Network-wide Comparison Using All Algorithms and Corresponding Expert Suggestions Output
It compares the accuracy of all operators involved in computing in a network model. The procedure is as follows:
- Log in to the CANN tool installation environment.
- Generate a computational graph file in .json format.
atc --mode=5 --om=ge_proto_00005_Build.txt --json=ge_proto_00005_Build.txt.json
For details about how to obtain a computational graph file in .txt format, see Preparing Dump Data and Computational Graph Files on NPU.
- Go to the ${INSTALL_DIR}/tools/operator_cmp/compare directory. Replace ${INSTALL_DIR} with the actual CANN component directory. If the Ascend-CANN-Toolkit package is installed as the root user, the CANN component directory is /usr/local/Ascend/ascend-toolkit/latest..

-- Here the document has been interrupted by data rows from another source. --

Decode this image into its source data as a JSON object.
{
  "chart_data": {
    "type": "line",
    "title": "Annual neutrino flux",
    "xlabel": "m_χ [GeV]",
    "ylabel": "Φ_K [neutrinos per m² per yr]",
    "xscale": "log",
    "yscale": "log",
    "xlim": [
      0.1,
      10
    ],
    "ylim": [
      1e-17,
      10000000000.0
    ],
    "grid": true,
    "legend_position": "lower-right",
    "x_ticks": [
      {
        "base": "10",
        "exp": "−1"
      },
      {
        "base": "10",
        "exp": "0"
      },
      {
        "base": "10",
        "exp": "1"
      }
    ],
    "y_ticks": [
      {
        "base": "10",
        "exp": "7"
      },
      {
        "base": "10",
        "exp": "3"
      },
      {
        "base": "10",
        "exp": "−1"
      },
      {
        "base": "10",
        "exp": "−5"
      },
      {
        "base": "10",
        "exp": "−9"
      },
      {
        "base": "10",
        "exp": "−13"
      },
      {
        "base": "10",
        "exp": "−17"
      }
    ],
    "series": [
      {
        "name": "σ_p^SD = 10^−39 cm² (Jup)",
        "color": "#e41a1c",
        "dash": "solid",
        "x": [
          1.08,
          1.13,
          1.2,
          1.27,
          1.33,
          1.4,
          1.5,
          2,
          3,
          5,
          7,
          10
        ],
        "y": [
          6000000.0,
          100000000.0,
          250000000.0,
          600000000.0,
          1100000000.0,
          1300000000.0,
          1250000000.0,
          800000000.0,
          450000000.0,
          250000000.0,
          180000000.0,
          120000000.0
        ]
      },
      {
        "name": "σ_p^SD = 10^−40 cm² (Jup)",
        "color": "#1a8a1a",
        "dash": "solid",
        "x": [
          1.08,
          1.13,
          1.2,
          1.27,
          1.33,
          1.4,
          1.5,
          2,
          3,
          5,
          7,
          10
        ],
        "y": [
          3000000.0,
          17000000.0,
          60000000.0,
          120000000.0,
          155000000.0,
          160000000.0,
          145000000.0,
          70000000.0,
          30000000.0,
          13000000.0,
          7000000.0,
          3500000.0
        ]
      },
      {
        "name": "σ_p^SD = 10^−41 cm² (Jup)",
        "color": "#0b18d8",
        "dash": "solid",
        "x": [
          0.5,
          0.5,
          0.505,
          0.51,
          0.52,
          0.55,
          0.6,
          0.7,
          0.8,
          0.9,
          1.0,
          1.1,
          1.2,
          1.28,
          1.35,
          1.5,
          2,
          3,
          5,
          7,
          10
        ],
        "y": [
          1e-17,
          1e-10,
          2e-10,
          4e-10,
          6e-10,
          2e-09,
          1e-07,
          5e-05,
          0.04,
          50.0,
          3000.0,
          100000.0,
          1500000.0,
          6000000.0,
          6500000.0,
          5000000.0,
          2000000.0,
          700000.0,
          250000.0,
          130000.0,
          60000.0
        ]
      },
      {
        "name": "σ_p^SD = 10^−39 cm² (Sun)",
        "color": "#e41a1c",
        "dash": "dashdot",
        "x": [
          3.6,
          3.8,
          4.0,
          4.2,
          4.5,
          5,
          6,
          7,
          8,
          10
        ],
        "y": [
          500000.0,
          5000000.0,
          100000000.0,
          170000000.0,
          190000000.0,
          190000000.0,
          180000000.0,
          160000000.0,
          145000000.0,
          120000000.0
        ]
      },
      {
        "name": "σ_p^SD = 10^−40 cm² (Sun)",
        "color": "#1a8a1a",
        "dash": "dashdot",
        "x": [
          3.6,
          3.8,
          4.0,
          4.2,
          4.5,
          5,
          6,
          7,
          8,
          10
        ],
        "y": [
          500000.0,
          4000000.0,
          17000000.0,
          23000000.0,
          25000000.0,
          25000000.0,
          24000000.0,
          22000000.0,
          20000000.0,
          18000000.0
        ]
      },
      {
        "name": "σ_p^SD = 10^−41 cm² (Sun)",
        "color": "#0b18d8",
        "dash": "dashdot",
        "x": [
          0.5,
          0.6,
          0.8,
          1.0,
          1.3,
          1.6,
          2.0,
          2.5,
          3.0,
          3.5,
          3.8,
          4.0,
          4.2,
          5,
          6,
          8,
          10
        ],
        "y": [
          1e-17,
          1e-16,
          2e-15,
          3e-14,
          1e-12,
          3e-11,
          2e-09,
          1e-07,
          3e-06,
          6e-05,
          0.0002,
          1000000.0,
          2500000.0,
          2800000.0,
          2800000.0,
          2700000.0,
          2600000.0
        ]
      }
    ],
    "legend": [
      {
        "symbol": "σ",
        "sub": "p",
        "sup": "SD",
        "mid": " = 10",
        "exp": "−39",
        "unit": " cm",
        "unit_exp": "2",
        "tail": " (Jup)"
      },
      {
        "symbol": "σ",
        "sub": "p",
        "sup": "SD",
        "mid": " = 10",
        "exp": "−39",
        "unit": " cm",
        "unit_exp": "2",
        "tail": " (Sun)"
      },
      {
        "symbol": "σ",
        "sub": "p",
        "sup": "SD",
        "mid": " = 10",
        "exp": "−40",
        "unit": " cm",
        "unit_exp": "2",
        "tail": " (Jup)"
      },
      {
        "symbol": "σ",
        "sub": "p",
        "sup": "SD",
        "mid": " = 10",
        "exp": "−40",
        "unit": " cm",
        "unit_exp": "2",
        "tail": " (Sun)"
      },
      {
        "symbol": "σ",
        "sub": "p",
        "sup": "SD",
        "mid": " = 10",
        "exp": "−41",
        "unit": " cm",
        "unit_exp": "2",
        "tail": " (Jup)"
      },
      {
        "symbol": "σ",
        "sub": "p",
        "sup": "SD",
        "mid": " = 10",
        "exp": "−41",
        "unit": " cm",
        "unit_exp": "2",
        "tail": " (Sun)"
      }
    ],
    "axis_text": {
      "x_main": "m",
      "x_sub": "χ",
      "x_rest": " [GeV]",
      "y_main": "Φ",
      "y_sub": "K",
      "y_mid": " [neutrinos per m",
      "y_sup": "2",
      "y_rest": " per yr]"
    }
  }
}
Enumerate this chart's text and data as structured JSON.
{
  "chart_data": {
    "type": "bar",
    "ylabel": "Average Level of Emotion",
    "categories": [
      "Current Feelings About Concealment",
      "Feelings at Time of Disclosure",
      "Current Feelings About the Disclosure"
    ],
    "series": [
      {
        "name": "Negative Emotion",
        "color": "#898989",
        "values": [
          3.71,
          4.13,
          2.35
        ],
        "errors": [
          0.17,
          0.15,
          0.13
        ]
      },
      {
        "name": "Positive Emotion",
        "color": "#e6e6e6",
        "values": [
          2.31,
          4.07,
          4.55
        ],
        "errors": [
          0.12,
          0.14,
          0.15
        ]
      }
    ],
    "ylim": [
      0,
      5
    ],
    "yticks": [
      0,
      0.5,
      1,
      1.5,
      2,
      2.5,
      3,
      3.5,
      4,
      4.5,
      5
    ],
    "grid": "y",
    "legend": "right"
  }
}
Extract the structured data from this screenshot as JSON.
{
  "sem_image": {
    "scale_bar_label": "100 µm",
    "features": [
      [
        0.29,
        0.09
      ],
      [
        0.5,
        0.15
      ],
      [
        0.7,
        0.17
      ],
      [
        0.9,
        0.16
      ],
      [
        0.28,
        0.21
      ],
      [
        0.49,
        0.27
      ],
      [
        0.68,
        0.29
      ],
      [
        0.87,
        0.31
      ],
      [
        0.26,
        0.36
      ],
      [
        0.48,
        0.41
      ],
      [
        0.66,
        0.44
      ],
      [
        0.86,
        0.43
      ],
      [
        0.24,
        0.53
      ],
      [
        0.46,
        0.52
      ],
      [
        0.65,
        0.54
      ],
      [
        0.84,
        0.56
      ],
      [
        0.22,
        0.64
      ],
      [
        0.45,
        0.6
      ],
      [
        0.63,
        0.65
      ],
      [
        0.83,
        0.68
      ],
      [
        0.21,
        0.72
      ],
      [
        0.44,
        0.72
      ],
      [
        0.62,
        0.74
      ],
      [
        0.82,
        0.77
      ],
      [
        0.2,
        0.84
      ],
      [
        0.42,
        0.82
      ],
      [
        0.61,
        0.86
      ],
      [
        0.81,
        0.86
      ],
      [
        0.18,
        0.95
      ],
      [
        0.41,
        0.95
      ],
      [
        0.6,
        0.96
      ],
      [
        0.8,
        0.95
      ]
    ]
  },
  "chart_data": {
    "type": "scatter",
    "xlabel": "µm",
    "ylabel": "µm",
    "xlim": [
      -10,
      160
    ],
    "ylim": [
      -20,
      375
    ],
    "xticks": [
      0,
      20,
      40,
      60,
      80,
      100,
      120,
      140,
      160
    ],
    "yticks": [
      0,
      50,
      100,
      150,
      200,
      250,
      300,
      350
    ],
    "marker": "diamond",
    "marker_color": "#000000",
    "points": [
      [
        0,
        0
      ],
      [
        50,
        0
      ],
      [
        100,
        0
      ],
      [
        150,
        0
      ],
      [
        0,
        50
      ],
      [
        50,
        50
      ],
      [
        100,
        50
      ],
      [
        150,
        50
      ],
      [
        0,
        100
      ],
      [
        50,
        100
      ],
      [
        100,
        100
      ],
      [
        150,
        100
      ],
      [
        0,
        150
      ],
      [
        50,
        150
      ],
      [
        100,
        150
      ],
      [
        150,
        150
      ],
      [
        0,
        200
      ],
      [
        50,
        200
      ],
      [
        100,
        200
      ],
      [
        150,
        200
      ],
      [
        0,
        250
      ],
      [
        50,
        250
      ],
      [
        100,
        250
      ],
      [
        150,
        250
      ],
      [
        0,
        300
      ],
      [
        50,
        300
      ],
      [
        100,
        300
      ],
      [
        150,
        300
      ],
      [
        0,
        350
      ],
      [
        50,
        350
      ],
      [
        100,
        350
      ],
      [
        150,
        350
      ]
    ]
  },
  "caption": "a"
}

- Run the comparison command.Example of network-wide comparison using all algorithms:
python3 msaccucmp.py compare -m $HOME/output/20200808163566/0/ge_default_20200808163719_121/11/0 -g $HOME/output/Standard_tf/resnet50 -f $HOME/data/ge_proto_00005_Build.txt.json -out $HOME/result -advisor
- The preceding command provides only examples of parameters required in the current scenario. For example, if the range of potential accuracy issues is known or the output file size of a large network model is too large, you can configure related parameters to reduce the output data volume. For details about more parameters, see Command Syntax.
- Install the dependency of pandas 1.3 or later. Otherwise, the -advisor option cannot be executed to output expert suggestions.
Table 1 Command-line options Option
Description
Mandatory (Yes/No)
-m
--my_dump_path
Directory for storing the dump data file generated during training/online inference network running on the Ascend AI Processor. The parent directory of the dump data file is required.
Yes
-g
--golden_dump_path
Directory for storing the .npy data file generated during original network running on the GPU. The parent directory of the .npy data file is required.
Yes
-f
--fusion_rule_file
Network-wide information file.
It is a .json file converted from the computational graph file using ATC in 2.
Yes
-out
--output
Path of the comparison result. Defaults to the current path.
You are not advised to configure directories that are different from those of the current user to avoid privilege escalation risks.
No
-advisor
After tensor comparison is complete, analyzes the comparison result and provides expert suggestions. For details, see Advisor Suggestions on Comparison Results.
No
Figure 1 shows the comparison result.Parameters in a Complete Model Comparison Result describes the fields in the comparison result.
- Analyze the comparison result.
For details, see Comparison Result Analysis. If the comparison fails or exceptions occur (for example, NaN in the results), see Comparison Result Description.